Quebec corruption inquiry readies for star witness
CBC News
Posted: Sep 16, 2012 9:32 PM ET
Last Updated: Sep 17, 2012 9:15 AM ET
It's expected Judge France Charbonneau, right, will have a Hollywood-portrayed star witness before her inquiry in the coming weeks. (Radio-Canada)
As Quebec's corruption inquiry gets underway again following the summer break, it's getting ready for testimony from one of the highest-profile mafia experts of the last two decades.
CBC's French-language news service reported last week that Joseph Pistone, the former FBI agent who infiltrated the New York Mafia under the pseudonym Donnie Brasco, will soon take the stand at the Charbonneau Commission.
Former undercover FBI agent Joseph Pistone has written about the Rizzuto mafia family in his books. (Frederick M. Brown/AFP)The Montreal hearings, which are delving into criminal corruption in the province's construction industry and its ties to organized crime and political parties, have been on pause for three months.
They left off with five days of testimony from headline-grabbing witness Jacques Duchesneau, the onetime head of the Quebec's anti-collusion squad who now has a seat in the national assembly following the recent general election.
And they'll up the ante this week or next if, as expected, Pistone testifies.
The retired FBI agent infiltrated New York's Bonnano crime family between 1976 and 1981, then spent the following years testifying in several trials that led to more than 200 convictions. He had close access to high-level mafia figures; when he got out and his identity was revealed, the major New York crime families put a $500,000 bounty on his head.
Rizzuto ties
While Pistone's firsthand knowledge of the criminal underworld is dated and stems from the United States, it will still have some relevance to Quebec.
Pistone came across Montreal's big mafia family, the Rizzutos, during his time undercover. He writes about Nicolo Rizzuto, the patriarch of the Montreal mob who was assassinated in his own home in 2010, several times in his books.

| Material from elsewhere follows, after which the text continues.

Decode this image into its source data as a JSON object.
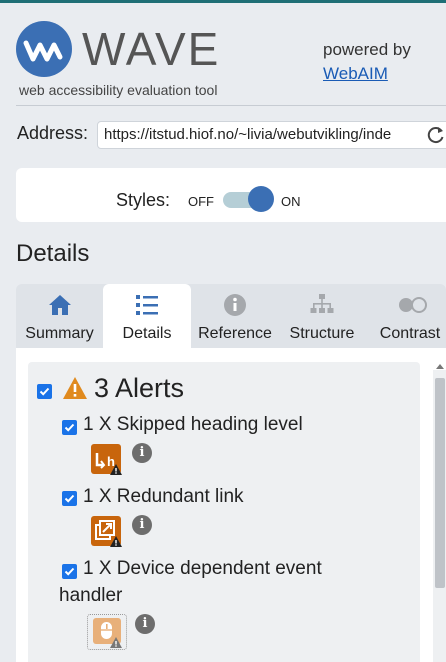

And the Hollywood film about Pistone's work, Donnie Brasco, portrays the 1981 murder of three rebellious Bonnano family capos — a crime that Nicolo's son Vito, the reputed kingpin of the Montreal mob, had a role in and for which he has spent the last five years in a Colorado prison.
U.S. authorities consider the Rizzutos a Canadian branch of the Bonnano family, but Canadian law enforcers know the clan as gangsters whose power and reach once rivalled any of the big families of New York.
Whatever the exact hierarchy, Pistone will be able to describe mafia methods as the Charbonneau Commission investigates links between criminal organizations and construction companies. In his previous testimony in the U.S., he recounted how the Cosa Nostra's dons started branching out in the 1980s into more and more legitimate lines of business.
None of that will emerge Monday, however. The day is set aside for Superior Court Judge France Charbonneau, who's presiding over the hearings, to deal with procedural matters. Those will likely include setting rules to protect Pistone's identity during his eventual testimony, since he still lives in a cloak of secrecy.
Charbonneau and her co-commissioners will also hear from a mafia expert from Italy in the weeks to come. According to a report in the Journal de Montréal, the commission's lawyers have also solicited testimony from Raynald Desjardins, a former accomplice of Rizzuto who police accuse of being a principal figure in the city's world of organized crime. Desjardins is currently in jail, arrested last December on a first-degree murder charge.